Farooq Engineer was the first cricketer to endorse a brand. Other cricketers including Srinivas Venkataraghavan (Philips bicycle, Nescafe), Erapalli Prasanna, Bhagwat Chandrasekhar and Mansoor Ali Khan Pataudi followed suit. Today several contemporary cricket players like Sachin Tendulkar, Sourav Ganguly, Yuvraj Singh, Virendra Sehwag, Rahul Dravid and former test players like Sunil Gavaskar and Kapil Dev have all been signed up by MNCs as their brand ambassadors. A famous newspaper quoted.”With 105 million cable TV homes in India, which add up to 500 million viewers, no marketer worth his salt can ignore a cricket-crazed country” and these statistics are enough to explain the crores of rupees offered to the cricketers who make a real difference in the sales of the brand they are endorsing. Sports have always signified positive results and thus sports related advertisements have received an encouraging response from the consumers, thus benefitting the companies.
But the belief that product endorsements have affected the performance of these men in blue appears pretty illogical like asking a child that eating ice-cream has affected his academics. What is the harm if the cricketers choose to earn some extra bucks and they get more popular too but nowhere has a cricketer cancelled a match because he has to endorse somewhere! It is completely his personal life and wish and a match stands way away from it. The life of a cricketer is short and if he wishes to make a personal fortune, then what’s the misdeed?
People did come up with this conclusion after the bad performance in the World Cup, but as per comments of Kapil Dev,” India fell short of effective bowling coupled with absence of all-rounders in comparison to the Indian team in the early eighties to fight against the fittest Australians” and this has nothing to do with which brand a player endorsed and how can somebody’s talent and skill be overwhelmed especially on the field because of him smiling for some product on TV?
If we think that the players would under-perform because they are already receiving a huge amount of money, it is a wrong perception because they know very well that all their endorsements are closely linked with their performance and popularity and not in just an abstract manner or for how handsome they are, there are specific 'clauses' in the endorsement-agreements which state the conditions related to this.

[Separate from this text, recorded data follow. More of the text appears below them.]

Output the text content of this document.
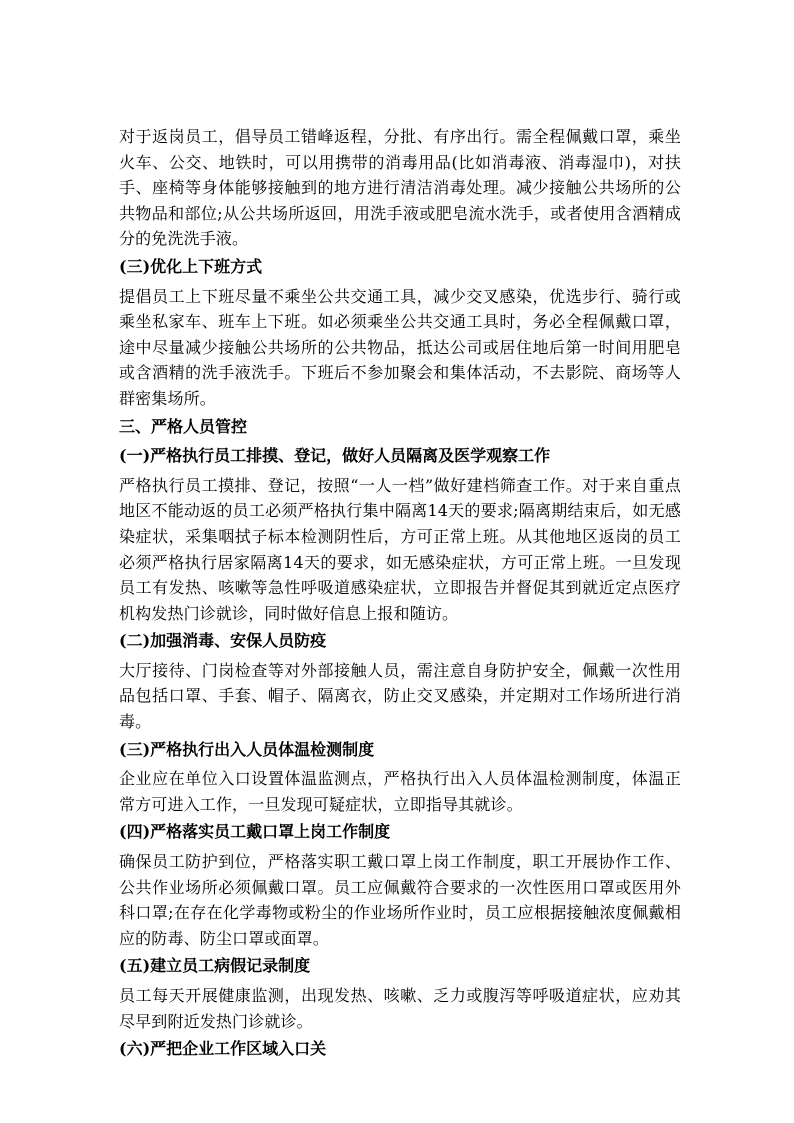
对于返岗员工，倡导员工错峰返程，分批、有序出行。需全程佩戴口罩，乘坐火车、公交、地铁时，可以用携带的消毒用品(比如消毒液、消毒湿巾)，对扶手、座椅等身体能够接触到的地方进行清洁消毒处理。减少接触公共场所的公共物品和部位;从公共场所返回，用洗手液或肥皂流水洗手，或者使用含酒精成分的免洗洗手液。

(三)优化上下班方式

提倡员工上下班尽量不乘坐公共交通工具，减少交叉感染，优选步行、骑行或乘坐私家车、班车上下班。如必须乘坐公共交通工具时，务必全程佩戴口罩，途中尽量减少接触公共场所的公共物品，抵达公司或居住地后第一时间用肥皂或含酒精的洗手液洗手。下班后不参加聚会和集体活动，不去影院、商场等人群密集场所。

三、严格人员管控

(一)严格执行员工排摸、登记，做好人员隔离及医学观察工作

严格执行员工摸排、登记，按照“一人一档”做好建档筛查工作。对于来自重点地区不能动返的员工必须严格执行集中隔离14天的要求;隔离期结束后，如无感染症状，采集咽拭子标本检测阴性后，方可正常上班。从其他地区返岗的员工必须严格执行居家隔离14天的要求，如无感染症状，方可正常上班。一旦发现员工有发热、咳嗽等急性呼吸道感染症状，立即报告并督促其到就近定点医疗机构发热门诊就诊，同时做好信息上报和随访。

(二)加强消毒、安保人员防疫

大厅接待、门岗检查等对外部接触人员，需注意自身防护安全，佩戴一次性用品包括口罩、手套、帽子、隔离衣，防止交叉感染，并定期对工作场所进行消毒。

(三)严格执行出入人员体温检测制度

企业应在单位入口设置体温监测点，严格执行出入人员体温检测制度，体温正常方可进入工作，一旦发现可疑症状，立即指导其就诊。

(四)严格落实员工戴口罩上岗工作制度

确保员工防护到位，严格落实职工戴口罩上岗工作制度，职工开展协作工作、公共作业场所必须佩戴口罩。员工应佩戴符合要求的一次性医用口罩或医用外科口罩;在存在化学毒物或粉尘的作业场所作业时，员工应根据接触浓度佩戴相应的防毒、防尘口罩或面罩。

(五)建立员工病假记录制度

员工每天开展健康监测，出现发热、咳嗽、乏力或腹泻等呼吸道症状，应劝其尽早到附近发热门诊就诊。

(六)严把企业工作区域入口关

Also, if we think that players perform poorly because they spend most of the time in ad-shoots rather than practice, it is again a wrong perception. Just because an ad featuring a player comes every 5 minutes on TV doesn't mean the player has devoted that much amount of time in doing that ad. A player hardly devotes 24 hours PER YEAR in ad shoots. While the time devoted in practice is a hundred times more than this an. because he is playing for our country doesn’t mean he can have no other life, that is being too much to demand and expect.
While international players like Roger Federer, Michael Schumacher, Anna Kournikova too sport a brand and have collections on their names, their performance was never hampered by the endorsements, then why do we have a problem if any Indian cricketer is making some money because of his own popularity and is capable of selling himself? Of the 11 players only handful get endorsements because of their performance and charisma and not otherwise, while Dhoni gets it ,Kaarthik does not. There might be issues with ego coming in as in how popular the cricketer gets, thus might be a flaw in the team spirit, but let them handle their personal issues rather than we as the crowd being judgemental and deciding everything for them.